Mentees will deepen self-knowledge by identifying and expressing what they like, what they think they are good at and what they perceive as difficult for them.
Mentees discuss with the team the things that are working well and the things that they may want to improve/change.
Mentees begin to learn about goals and the concept of working towards something they want to change or achieve.
Mentees review all the information gathered from the Personal Inventory activity (modified from http://school.discoveryeducation.com/lessonplans/pdf/selfesteem/selfesteem.pdf ) and work with the Self-Determination Program team to determine if there is something within that information they would like to change or improve – For example:
Mentors begin to independently prepare their own examples to share during the lesson.
Mentees are given an introduction to the concept of self-esteem and learn that it refers to how much a person values themselves and their accomplishments. Most importantly it refers to seeing yourself in a positive way that is realistic.

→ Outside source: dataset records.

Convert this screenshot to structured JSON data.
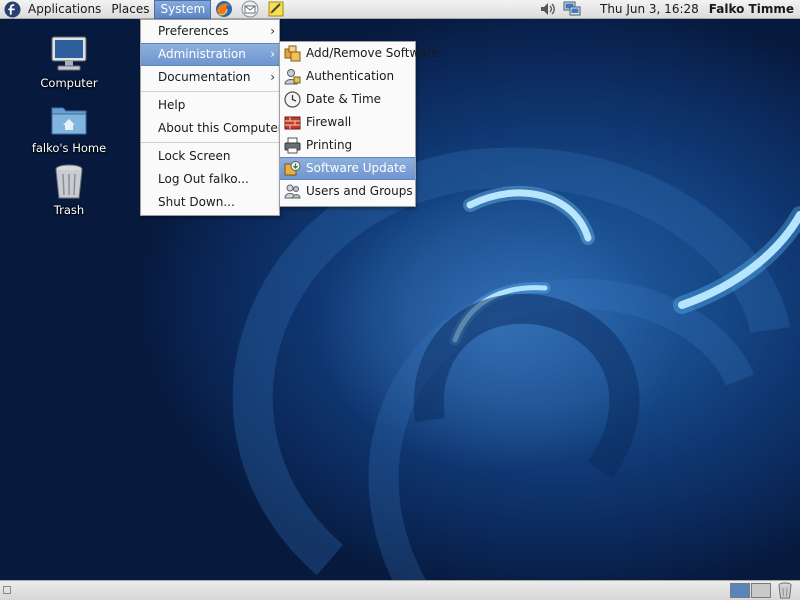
{
  "top_panel": {
    "menus": {
      "applications": "Applications",
      "places": "Places",
      "system": "System"
    },
    "clock": "Thu Jun  3, 16:28",
    "user": "Falko Timme",
    "launchers": [
      "firefox-icon",
      "mail-icon",
      "notes-icon"
    ],
    "tray": [
      "volume-icon",
      "network-icon"
    ]
  },
  "desktop": {
    "icons": [
      {
        "label": "Computer",
        "icon": "computer-icon"
      },
      {
        "label": "falko's Home",
        "icon": "home-folder-icon"
      },
      {
        "label": "Trash",
        "icon": "trash-icon"
      }
    ]
  },
  "system_menu": {
    "items": [
      {
        "label": "Preferences",
        "submenu": true
      },
      {
        "label": "Administration",
        "submenu": true,
        "highlighted": true
      },
      {
        "label": "Documentation",
        "submenu": true
      },
      {
        "label": "Help"
      },
      {
        "label": "About this Computer"
      },
      {
        "label": "Lock Screen"
      },
      {
        "label": "Log Out falko..."
      },
      {
        "label": "Shut Down..."
      }
    ],
    "arrow": "›"
  },
  "administration_menu": {
    "items": [
      {
        "label": "Add/Remove Software",
        "icon": "package-icon"
      },
      {
        "label": "Authentication",
        "icon": "authentication-icon"
      },
      {
        "label": "Date & Time",
        "icon": "clock-icon"
      },
      {
        "label": "Firewall",
        "icon": "firewall-icon"
      },
      {
        "label": "Printing",
        "icon": "printer-icon"
      },
      {
        "label": "Software Update",
        "icon": "software-update-icon",
        "highlighted": true
      },
      {
        "label": "Users and Groups",
        "icon": "users-icon"
      }
    ]
  },
  "bottom_panel": {
    "workspaces": [
      "workspace-1",
      "workspace-2"
    ],
    "active_workspace": 1
  },
  "colors": {
    "highlight": "#6e95cf",
    "wallpaper": "#174a8a"
  }
}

As part of the introduction, the mentor provides a personal example, such as, “I’m really good at performing arts, but I get nervous in front of large groups of people.” This example helps students understand that, although something may be difficult, they can still feel good about themselves and take pride in what they do.
Students go through a self-discovery process using the Personal Inventory tool in order to identify their likes/dislikes, strengths and challenges. Mentors provide examples to the mentees in each section. Mentees respond to statements using partner-assisted scanning, yes/no responses and/or their speech-generating device.
The mentee responses are summarized and reviewed with their mentor.